Song by Dayglow

from the album Fuzzybrain
- Released: September 28, 2018
- Genre: Indie pop
- Length: 3:24
- Label: Acrophase Records
- Songwriter: Sloan Struble
- Producer: Dayglow

Music video
- "Hot Rod" on YouTube

= Hot Rod (song) =

"Hot Rod" is a song by the by American singer-songwriter and producer Sloan Struble, under his stage name Dayglow. The song was released on September 28, 2018, as the third track from their first studio album, Fuzzybrain (2018).

The song became a sleeper hit and was eventually certified Gold by the RIAA. It is now considered one of their most popular songs.

== Background ==
The lyrics of the song consist of Struble saying how he feels that his relationships always end in heartbreak, with him feeling that he's being used as a prop and not as a priority.

== Critical reception ==
Alycia Pritchard of The Honey Pop magazine, in her positive review of the song, said, "This indie pop anthem is the perfect song to sprinkle some light on a dark day, too. It has such a whimsical rhythm, and the beat makes us want to get up and groove". Sam Roche of Guitar World says, "Hot Rod epitomizes the modern-day renaissance man's optimistic and cheerful writing style". A review from PSU specifically highlighted the instrumentals, saying, "I’d like to give a shout out to the instrumental after he says “Uh”. It goes off to some nice upbeat instrumental that gives this song that summertime vibe. It's a nice high pitched guitar solo with light drums. *Chef's Kiss*".

== Music video ==
Dayglow begins the video on a tower, where he takes out his binoculars to scout for cute girls to pick up. While Dayglow rides his bike away from the tower in a red fringe jacket, he crashes into a bike-riding girl wearing a yellow fringe scarf. The two fall in love, and spend the rest of the day making fuse bead dolls and playing patty-cake together. Everything is perfect between the two until the "nice guy" switch on his guitar is flipped off, at which point he ditches his girl and leaves her brokenhearted. Later, Dayglow goes back to his tower, only to find the girls are all gone. Instead, they are inside the brain of a giant primary-colored fringe monster that has come to take revenge on Dayglow. Right before the two face off, the video ends.

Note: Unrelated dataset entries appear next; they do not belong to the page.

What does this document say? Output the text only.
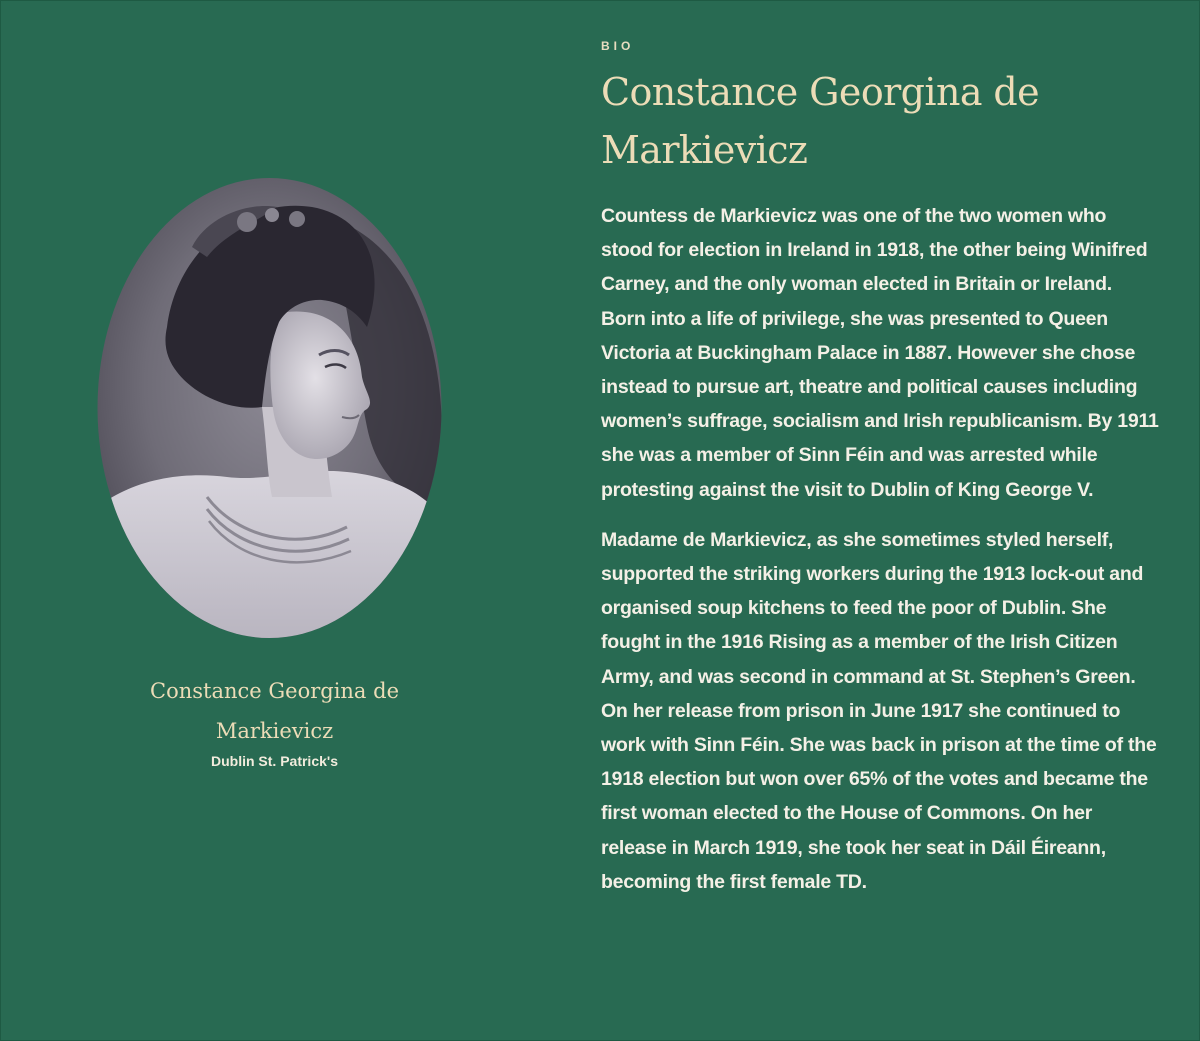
Constance Georgina de
Markievicz

Dublin St. Patrick's

BIO

Constance Georgina de
Markievicz

Countess de Markievicz was one of the two women who stood for election in Ireland in 1918, the other being Winifred Carney, and the only woman elected in Britain or Ireland. Born into a life of privilege, she was presented to Queen Victoria at Buckingham Palace in 1887. However she chose instead to pursue art, theatre and political causes including women’s suffrage, socialism and Irish republicanism. By 1911 she was a member of Sinn Féin and was arrested while protesting against the visit to Dublin of King George V.

Madame de Markievicz, as she sometimes styled herself, supported the striking workers during the 1913 lock-out and organised soup kitchens to feed the poor of Dublin. She fought in the 1916 Rising as a member of the Irish Citizen Army, and was second in command at St. Stephen’s Green. On her release from prison in June 1917 she continued to work with Sinn Féin. She was back in prison at the time of the 1918 election but won over 65% of the votes and became the first woman elected to the House of Commons. On her release in March 1919, she took her seat in Dáil Éireann, becoming the first female TD.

Nicholas Wong of Texas Monthly said, "With its Wes Anderson-like charm, the music video for “Hot Rod” further proved that the self-made artist is something special. Dayglow is unmistakably whimsical, relatable, and a breath of fresh air". The Honey Pop magazine described the video as, "Such a delightful, colorful watch that is sure to give you that mood boost you’re looking for!".

== Certifications ==

Certifications
| Region | Certification | Certified units/sales |
| New Zealand (RMNZ) | Gold | 15,000^{‡} |
| United States (RIAA) | Gold | 500,000^{‡} |
^{‡} Sales+streaming figures based on certification alone.